I think it’s largely due to the foundation that Chris laid. Comics thrive on character, and he created a cast of incredible characters who could sustain stories for forty years and counting.
And I think the central metaphor of an oppressed minority fighting for their right to exist is something that will always resonate. In the film, we hear from Chris about the personal experiences that made him relate to this. The sort of religious zealots in God Loves, Man Kills are as relevant now as they were 35 years ago, sadly.
What was the most interesting thing you learned from talking to Rob Liefield?
I interviewed Rob for my doc on Image Comics, The Image Revolution and the most interesting thing was how funny he is. He’s a totally honest, hilarious storyteller. You might not agree with everything he says, but you’ll enjoy hearing him say it.
In my opinion, Wolverine IS the X-Men. Do you think the movies would have been as successful if they hadn’t nailed the casting with Hugh Jackman?
No way. At the time, I remember people complaining Wolverine was too tall or too handsome, but his performance defined the character on screen. It’s going to be a real uphill battle for anyone playing the character in the future.
And I think he’s the heart of the X-Men on screen, so I doubt the franchise would have taken off without him. It’s similar to Gal Gadot in Wonder Woman, a perfect casting and star making performance.
Why tell this story now, 17 years later?
It’s been twenty-seven years since Chris left the main X-Men title and Jim Lee took over. And I think we’re still only starting to grasp Chris’s influence. Shows like Legion are showing the diversity of ideas he had, his stories can be the most avant garde show on TV or straight ahead blockbuster films, and he brought them all to this one title.
With The New Mutants and Dark Phoenix films coming out soon, Chris’s work is as prominent as ever, and I think it’s time for people to learn about the man behind the mutants.
How do you survive the zombie apocalpyse?
I’d stockpile a lot of food, stay in my house and hope for the best.
Last comic book you read?
I reread Frank Miller’s The Dark Knight Strikes Again, which I love. And I’m currently rereading Grant Morrison’s Animal Man, which I haven’t read in over ten years, so it’s kind of new to me.
Who wins in a cage match – Wolverine or Deadpool?
I’d say Wolverine, especially if Deadpool can’t go in with guns.
Is Wolverine’s story done after Logan or do you recast?

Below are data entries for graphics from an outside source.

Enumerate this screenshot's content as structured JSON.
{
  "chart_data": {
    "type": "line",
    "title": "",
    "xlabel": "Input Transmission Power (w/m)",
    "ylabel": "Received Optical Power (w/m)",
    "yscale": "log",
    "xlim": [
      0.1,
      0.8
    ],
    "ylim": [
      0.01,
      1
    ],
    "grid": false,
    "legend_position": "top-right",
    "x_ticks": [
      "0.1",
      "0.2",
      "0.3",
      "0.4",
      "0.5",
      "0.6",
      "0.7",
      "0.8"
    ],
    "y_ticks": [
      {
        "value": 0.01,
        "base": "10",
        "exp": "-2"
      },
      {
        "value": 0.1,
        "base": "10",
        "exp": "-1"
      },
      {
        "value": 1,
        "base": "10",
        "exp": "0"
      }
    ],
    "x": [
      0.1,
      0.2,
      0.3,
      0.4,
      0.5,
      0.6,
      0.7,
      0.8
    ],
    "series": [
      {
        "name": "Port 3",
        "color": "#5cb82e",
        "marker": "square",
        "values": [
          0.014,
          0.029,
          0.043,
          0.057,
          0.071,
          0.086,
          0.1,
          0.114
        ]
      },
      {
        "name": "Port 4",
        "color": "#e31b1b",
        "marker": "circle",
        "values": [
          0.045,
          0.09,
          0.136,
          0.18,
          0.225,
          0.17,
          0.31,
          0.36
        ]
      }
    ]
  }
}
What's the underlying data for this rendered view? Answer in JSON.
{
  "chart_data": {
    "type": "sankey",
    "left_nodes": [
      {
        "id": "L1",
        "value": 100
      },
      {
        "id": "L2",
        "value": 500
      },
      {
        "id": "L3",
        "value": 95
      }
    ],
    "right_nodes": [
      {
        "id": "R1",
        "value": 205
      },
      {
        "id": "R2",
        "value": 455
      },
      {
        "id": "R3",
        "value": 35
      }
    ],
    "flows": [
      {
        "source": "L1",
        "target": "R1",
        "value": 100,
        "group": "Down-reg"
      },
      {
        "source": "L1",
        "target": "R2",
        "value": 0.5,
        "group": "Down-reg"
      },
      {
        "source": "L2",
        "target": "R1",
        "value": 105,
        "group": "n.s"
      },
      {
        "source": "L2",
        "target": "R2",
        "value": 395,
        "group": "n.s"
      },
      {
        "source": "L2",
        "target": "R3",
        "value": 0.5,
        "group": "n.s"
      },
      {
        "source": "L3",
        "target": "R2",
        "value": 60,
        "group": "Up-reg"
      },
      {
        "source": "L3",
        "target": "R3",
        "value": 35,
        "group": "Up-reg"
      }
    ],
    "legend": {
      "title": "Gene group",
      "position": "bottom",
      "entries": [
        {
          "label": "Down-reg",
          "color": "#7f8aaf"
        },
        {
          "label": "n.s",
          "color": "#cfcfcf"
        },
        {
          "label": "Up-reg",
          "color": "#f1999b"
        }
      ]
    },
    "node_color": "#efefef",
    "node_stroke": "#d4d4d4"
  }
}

I think we should let the character rest for a while, and maybe have Laura take over for a film. It was such a perfect ending, let’s give it a few years before rebooting.
One question you wish people would ask you about the documentary?
Why did you choose to film the comic books rather than scan the images ?
I wanted to get that real analog 70s feel for the film, so I found a guy who had every issue of X-Menfrom #1 to #300, and filmed all the panels in the film off the comics themselves. I think it reminds you that even though Chris was making great art, it was published next to ads for gum and cereal. So, who knows where the iconic stories of the future will come from?
We thank Patrick for taking the time to chat with us and hope you check out the documentary now available on VOD.